Redesigning transcription factor Cre1 for alleviating carbon catabolite repression in Trichoderma reesei

Synth Syst Biotechnol. 2020 Jul 15;5(3):230-235. doi: 10.1016/j.synbio.2020.07.002. eCollection 2020 Sep.

Abstract

Carbon catabolite repression (CCR), which is mainly mediated by Cre1 and triggered by glucose, leads to a decrease in cellulase production in Trichoderma reesei.
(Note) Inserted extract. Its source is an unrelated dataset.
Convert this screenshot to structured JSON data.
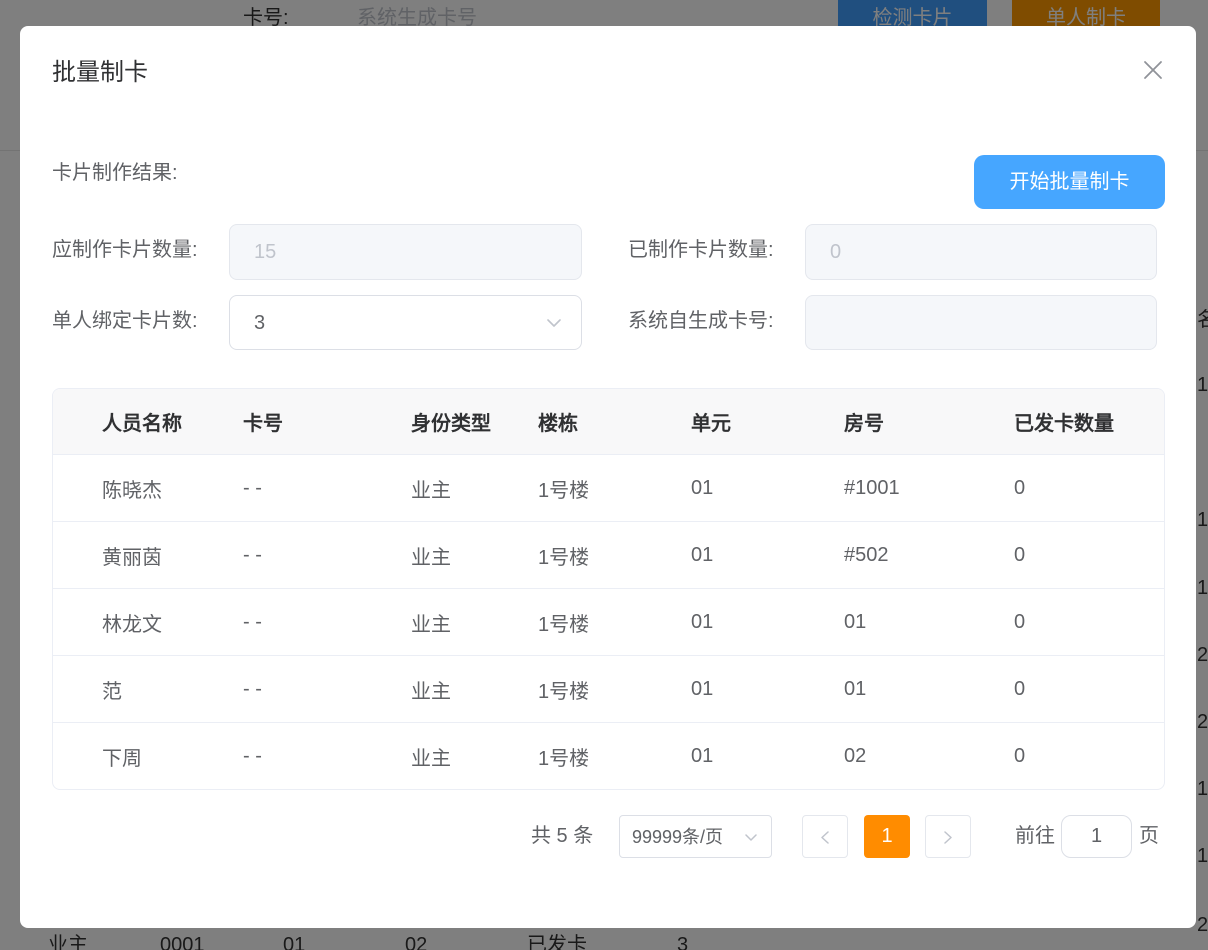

Many studies have focused on modifying Cre1 for alleviating CCR. Based on the homologous alignment of CreA from wild-type Penicillium oxalicum 114-2 (Po-0) and cellulase hyperproducer JUA10-1(Po-1), we constructed a C-terminus substitution strain-Po-2-with decreased transcriptional levels of cellulase and enhanced CCR. Results revealed that the C-terminal domain of CreAPo-1 plays an important role in alleviating CCR. Furthermore, we replaced the C-terminus of Cre1 with that of CreAPo-1 in T. reesei (Tr-0) and generated Tr-1. As a control, the C-terminus of Cre1 was truncated and Tr-2 was generated. The transcriptional profiles of these transformants revealed that the C-terminal chimera greatly improves cellulase transcription in the presence of glucose and thus upregulates cellulase in the presence of glucose and weakens CCR, consistent with truncating the C-terminus of Cre1 in Tr-0. Therefore, we propose constructing a C-terminal chimera as a new strategy to improve cellulase production and alleviate CCR in the presence of glucose.

Keywords: Carbon catabolite repression; Chimera; Cre1; Trichoderma reesei; cel7a.